Life from now on will be harder for red imported fire ants in some North Texas communities, say experts with the Texas AgriLife Extension Service.

The fire ants' natural enemies--phorid flies--have been introduced in Red River County, and established populations have spread through areas of Denton County.

"We've been hoping that two species of the flies would take hold in Red River County after being released there nearly two years ago," said Kim Schofield, an AgriLife Extension program specialist in Dallas. "We're glad they're finally established."

After two releases since 2004 in Denton County, the phorid flies have spread as far as 30 miles from the original release site at Ray Roberts Lake State Park, about 45 miles northwest of Dallas, Schofield said.

"That's bad news for fire ants," she said.

It's good news, however, for residents of Red River County who are happy for another helpful tool in fighting off red imported fire ants, said AgriLife Extension agent Lynn Golden, based in Clarksville.

"The flies as a biological control hold promise for suppressing red imported fire ants," he said. "They don't promise to eradicate the ants. They're just another way to help control them."

Phorid flies are native to South America where they and other predators keep red imported fire ants in check, Schofield said. The female flies attack the ants and lay eggs in their bodies. Larvae eventually hatch and burrow into the ants' heads. There, they grow and release enzymes that cause the heads to fall off.

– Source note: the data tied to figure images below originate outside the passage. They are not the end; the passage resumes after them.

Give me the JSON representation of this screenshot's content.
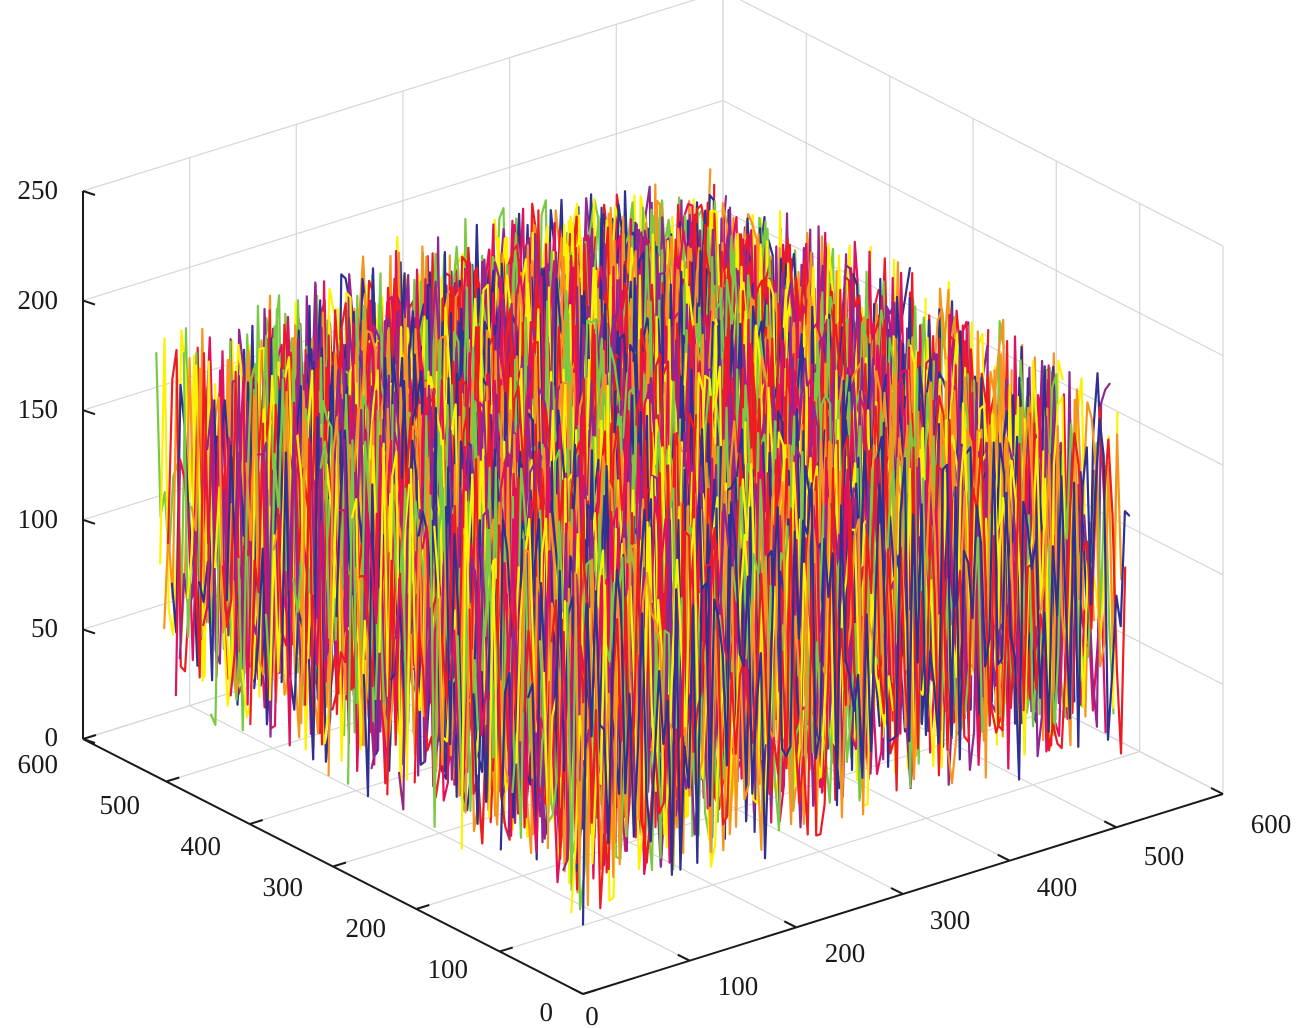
{
  "chart_data": {
    "type": "line",
    "subtype": "3d-stacked-lines (plot3 of image rows)",
    "title": "",
    "xlabel": "",
    "ylabel": "",
    "zlabel": "",
    "xlim": [
      0,
      600
    ],
    "ylim": [
      0,
      600
    ],
    "zlim": [
      0,
      250
    ],
    "x_ticks": [
      "0",
      "100",
      "200",
      "300",
      "400",
      "500",
      "600"
    ],
    "y_ticks": [
      "0",
      "100",
      "200",
      "300",
      "400",
      "500",
      "600"
    ],
    "z_ticks": [
      "0",
      "50",
      "100",
      "150",
      "200",
      "250"
    ],
    "grid": true,
    "legend": "none",
    "series_colors": [
      "#2e3192",
      "#ed1c24",
      "#f7941d",
      "#fff200",
      "#7ac943",
      "#92278f",
      "#e0115f"
    ],
    "data_extent": {
      "x": [
        0,
        512
      ],
      "y": [
        0,
        512
      ],
      "z": [
        0,
        240
      ]
    },
    "series_count": 512,
    "series_note": "dense random pixel-intensity curves; values range 20-240"
  }
}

Mature flies eventually emerge from the decapitated heads, and the cycle starts over.

"The flies attack and eventually kill the ants, but their real impact is that they stalk the fire ants when they're foraging," Schofield said. "That reduces foraging activity which, in turn, helps limit food within the fire ant colony."

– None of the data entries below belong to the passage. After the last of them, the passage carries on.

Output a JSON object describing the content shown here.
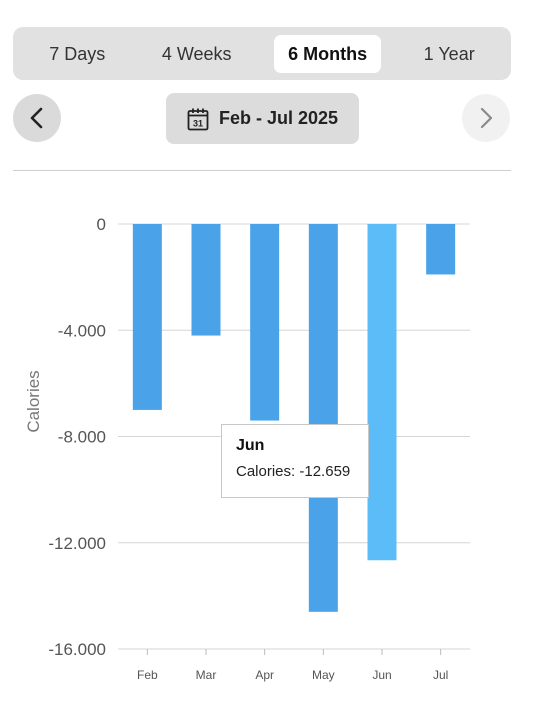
{
  "range_tabs": [
    {
      "label": "7 Days",
      "active": false
    },
    {
      "label": "4 Weeks",
      "active": false
    },
    {
      "label": "6 Months",
      "active": true
    },
    {
      "label": "1 Year",
      "active": false
    }
  ],
  "date_selector": {
    "label": "Feb - Jul 2025",
    "icon": "calendar-icon",
    "icon_day": "31"
  },
  "nav": {
    "prev_icon": "chevron-left-icon",
    "next_icon": "chevron-right-icon",
    "next_enabled": false
  },
  "tooltip": {
    "title": "Jun",
    "series_label": "Calories",
    "value": "-12.659"
  },
  "chart_data": {
    "type": "bar",
    "categories": [
      "Feb",
      "Mar",
      "Apr",
      "May",
      "Jun",
      "Jul"
    ],
    "series": [
      {
        "values": [
          -7000,
          -4200,
          -7400,
          -14600,
          -12659,
          -1900
        ]
      }
    ],
    "ylabel": "Calories",
    "xlabel": "",
    "ylim": [
      -16000,
      0
    ],
    "yticks": [
      0,
      -4000,
      -8000,
      -12000,
      -16000
    ],
    "ytick_labels": [
      "0",
      "-4.000",
      "-8.000",
      "-12.000",
      "-16.000"
    ],
    "grid": true,
    "highlighted_category": "Jun",
    "colors": {
      "bar": "#4aa3e8",
      "bar_highlight": "#5bbcf7",
      "grid": "#d6d6d6",
      "axis_text": "#555555"
    }
  }
}
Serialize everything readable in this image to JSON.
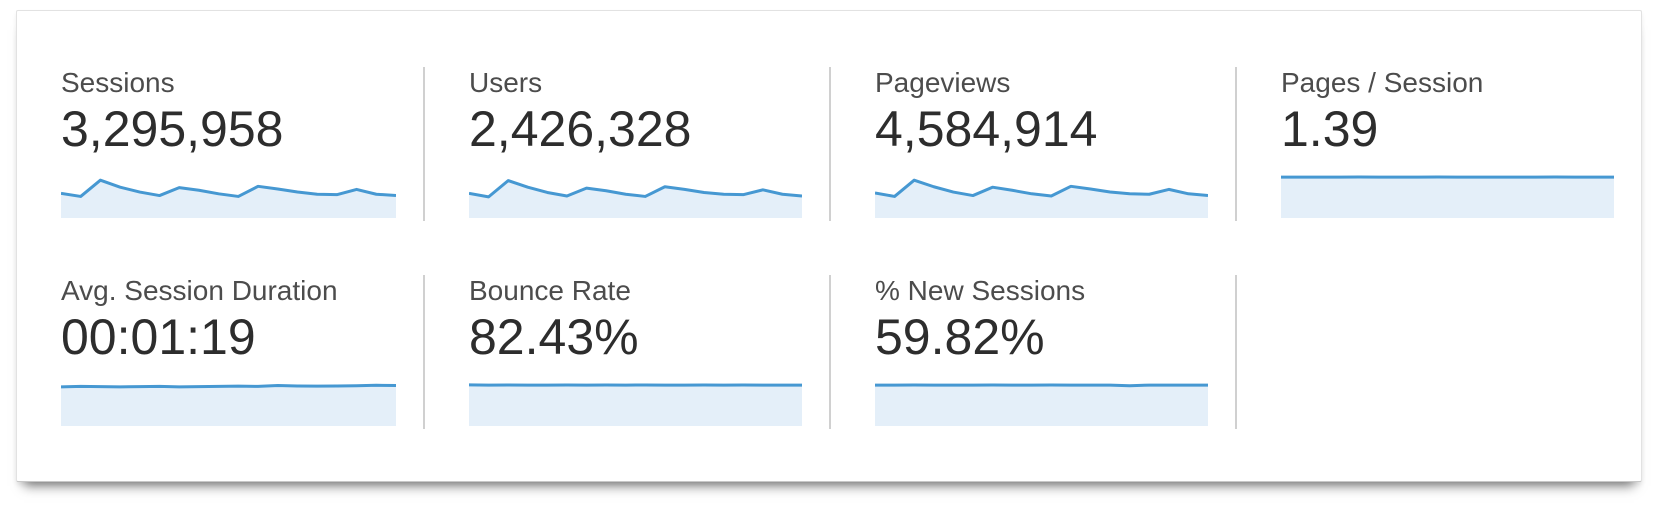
{
  "colors": {
    "sparkline_line": "#4698d2",
    "sparkline_fill": "#e4eff9",
    "divider": "#d0d0d0",
    "label_text": "#4c4c4c",
    "value_text": "#2d2d2d",
    "panel_bg": "#ffffff"
  },
  "metrics": [
    {
      "label": "Sessions",
      "value": "3,295,958"
    },
    {
      "label": "Users",
      "value": "2,426,328"
    },
    {
      "label": "Pageviews",
      "value": "4,584,914"
    },
    {
      "label": "Pages / Session",
      "value": "1.39"
    },
    {
      "label": "Avg. Session Duration",
      "value": "00:01:19"
    },
    {
      "label": "Bounce Rate",
      "value": "82.43%"
    },
    {
      "label": "% New Sessions",
      "value": "59.82%"
    }
  ],
  "chart_data": {
    "type": "area",
    "title": "",
    "xlabel": "",
    "ylabel": "",
    "ylim": [
      0,
      10
    ],
    "grid": false,
    "legend": false,
    "series": [
      {
        "name": "Sessions",
        "values": [
          5.6,
          4.9,
          8.6,
          7.0,
          5.9,
          5.1,
          6.9,
          6.3,
          5.5,
          4.9,
          7.2,
          6.6,
          5.9,
          5.4,
          5.3,
          6.5,
          5.4,
          5.1
        ]
      },
      {
        "name": "Users",
        "values": [
          5.6,
          4.8,
          8.5,
          7.0,
          5.8,
          5.0,
          6.8,
          6.2,
          5.4,
          4.9,
          7.1,
          6.5,
          5.8,
          5.4,
          5.3,
          6.4,
          5.4,
          5.0
        ]
      },
      {
        "name": "Pageviews",
        "values": [
          5.7,
          4.9,
          8.6,
          7.1,
          5.9,
          5.1,
          7.0,
          6.3,
          5.5,
          5.0,
          7.2,
          6.6,
          5.9,
          5.5,
          5.4,
          6.5,
          5.5,
          5.1
        ]
      },
      {
        "name": "Pages / Session",
        "values": [
          9.3,
          9.3,
          9.28,
          9.3,
          9.32,
          9.3,
          9.29,
          9.3,
          9.31,
          9.3,
          9.3,
          9.28,
          9.3,
          9.3,
          9.31,
          9.3,
          9.3,
          9.3
        ]
      },
      {
        "name": "Avg. Session Duration",
        "values": [
          8.9,
          9.0,
          8.95,
          8.9,
          8.95,
          9.0,
          8.9,
          8.95,
          9.0,
          9.05,
          9.0,
          9.2,
          9.1,
          9.05,
          9.1,
          9.15,
          9.25,
          9.2
        ]
      },
      {
        "name": "Bounce Rate",
        "values": [
          9.35,
          9.3,
          9.32,
          9.3,
          9.3,
          9.33,
          9.3,
          9.31,
          9.3,
          9.32,
          9.3,
          9.3,
          9.31,
          9.3,
          9.32,
          9.3,
          9.3,
          9.3
        ]
      },
      {
        "name": "% New Sessions",
        "values": [
          9.3,
          9.3,
          9.32,
          9.3,
          9.28,
          9.3,
          9.31,
          9.3,
          9.3,
          9.32,
          9.3,
          9.3,
          9.28,
          9.15,
          9.3,
          9.3,
          9.3,
          9.3
        ]
      }
    ]
  }
}
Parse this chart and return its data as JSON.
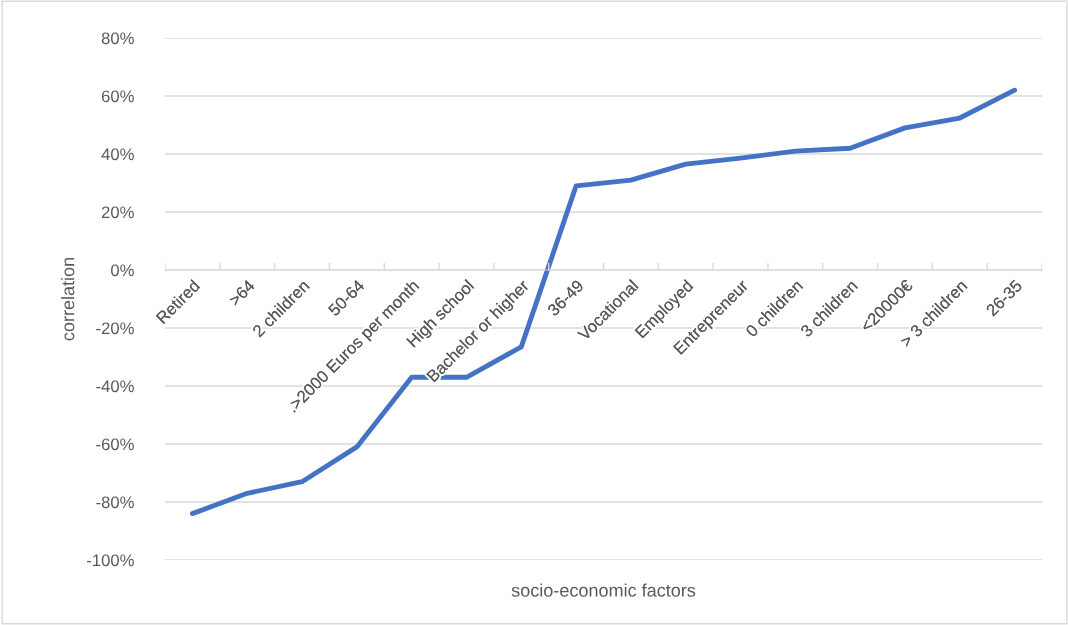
{
  "chart_data": {
    "type": "line",
    "xlabel": "socio-economic factors",
    "ylabel": "correlation",
    "categories": [
      "Retired",
      ">64",
      "2 children",
      "50-64",
      ".>2000 Euros per month",
      "High school",
      "Bachelor or higher",
      "36-49",
      "Vocational",
      "Employed",
      "Entrepreneur",
      "0 children",
      "3 children",
      "<20000€",
      "> 3 children",
      "26-35"
    ],
    "series": [
      {
        "color": "#4472c4",
        "values": [
          -84,
          -77,
          -73,
          -61,
          -37,
          -37,
          -26.5,
          29,
          31,
          36.5,
          38.6,
          41,
          42,
          49,
          52.4,
          62
        ]
      }
    ],
    "ylim": [
      -100,
      80
    ],
    "yticks": [
      {
        "value": -100,
        "label": "-100%"
      },
      {
        "value": -80,
        "label": "-80%"
      },
      {
        "value": -60,
        "label": "-60%"
      },
      {
        "value": -40,
        "label": "-40%"
      },
      {
        "value": -20,
        "label": "-20%"
      },
      {
        "value": 0,
        "label": "0%"
      },
      {
        "value": 20,
        "label": "20%"
      },
      {
        "value": 40,
        "label": "40%"
      },
      {
        "value": 60,
        "label": "60%"
      },
      {
        "value": 80,
        "label": "80%"
      }
    ],
    "grid": "y",
    "legend": false,
    "marker": "none",
    "line_style": "solid"
  }
}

The Clarksville project is Extension's latest and northernmost release of phorid flies in a long-running battle against fire ants in the state, said Dr. Bart Drees, a Texas A&M University professor and AgriLife Extension entomologist.

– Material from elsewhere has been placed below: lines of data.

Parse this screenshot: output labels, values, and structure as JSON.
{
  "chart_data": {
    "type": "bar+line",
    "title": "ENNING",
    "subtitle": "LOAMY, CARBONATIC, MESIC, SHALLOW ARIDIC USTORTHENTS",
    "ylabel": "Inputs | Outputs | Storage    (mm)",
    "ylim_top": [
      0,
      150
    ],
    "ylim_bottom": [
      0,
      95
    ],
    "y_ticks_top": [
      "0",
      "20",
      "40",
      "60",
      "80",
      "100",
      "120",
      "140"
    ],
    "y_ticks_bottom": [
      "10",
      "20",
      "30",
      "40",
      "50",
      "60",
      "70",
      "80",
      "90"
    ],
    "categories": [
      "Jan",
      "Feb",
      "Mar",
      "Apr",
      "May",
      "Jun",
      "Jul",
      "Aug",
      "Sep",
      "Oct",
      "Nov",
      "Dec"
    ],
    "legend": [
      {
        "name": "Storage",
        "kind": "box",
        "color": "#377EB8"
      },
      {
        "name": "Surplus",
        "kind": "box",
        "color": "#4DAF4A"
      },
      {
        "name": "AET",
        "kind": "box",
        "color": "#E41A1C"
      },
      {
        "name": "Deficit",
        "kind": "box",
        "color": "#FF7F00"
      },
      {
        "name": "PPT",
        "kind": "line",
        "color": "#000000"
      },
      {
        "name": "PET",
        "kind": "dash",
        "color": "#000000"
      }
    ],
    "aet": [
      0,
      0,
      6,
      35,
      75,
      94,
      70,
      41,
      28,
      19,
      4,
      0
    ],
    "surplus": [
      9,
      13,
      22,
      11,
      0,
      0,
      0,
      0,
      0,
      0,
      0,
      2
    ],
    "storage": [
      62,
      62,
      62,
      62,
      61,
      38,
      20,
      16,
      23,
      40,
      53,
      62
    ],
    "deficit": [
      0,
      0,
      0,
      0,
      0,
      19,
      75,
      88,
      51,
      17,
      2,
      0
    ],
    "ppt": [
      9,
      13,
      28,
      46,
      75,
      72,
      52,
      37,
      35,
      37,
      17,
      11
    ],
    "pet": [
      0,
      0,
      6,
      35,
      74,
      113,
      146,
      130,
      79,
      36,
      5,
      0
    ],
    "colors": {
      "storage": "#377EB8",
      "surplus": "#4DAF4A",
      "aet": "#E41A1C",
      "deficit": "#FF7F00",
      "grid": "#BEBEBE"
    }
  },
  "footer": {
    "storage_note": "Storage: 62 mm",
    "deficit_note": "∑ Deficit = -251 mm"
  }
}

"In the late 1990s, researchers began to see these as potential biological control agents," said Drees, who is based in College Station. "And since that time the flies have been imported to the United States, mass-produced and released."

Test releases began in 1997 to determine whether the flies would populate designated areas and to make sure they posed no threat to anything other than fire ants, he said.

In 2000, a governmental initiative brought several agencies together to raise and release large quantities of phorid flies in southern states, Drees said.

The initiative involves AgriLife Extension, the University of Texas at Austin, U.S. Department of Agriculture's Agricultural Research Service, the USDA's Animal and Plant Health Inspection Service and the Florida Department of Agriculture and Consumer Services.

Phorid fly populations have spread to 97 counties in Texas, Drees said.

A new species of phorid fly was released in East Texas in April where AgriLife Extension entomologists hope they will eventually establish themselves as the others did near Dallas. The species has already been established in 10 sites in southern and central Texas.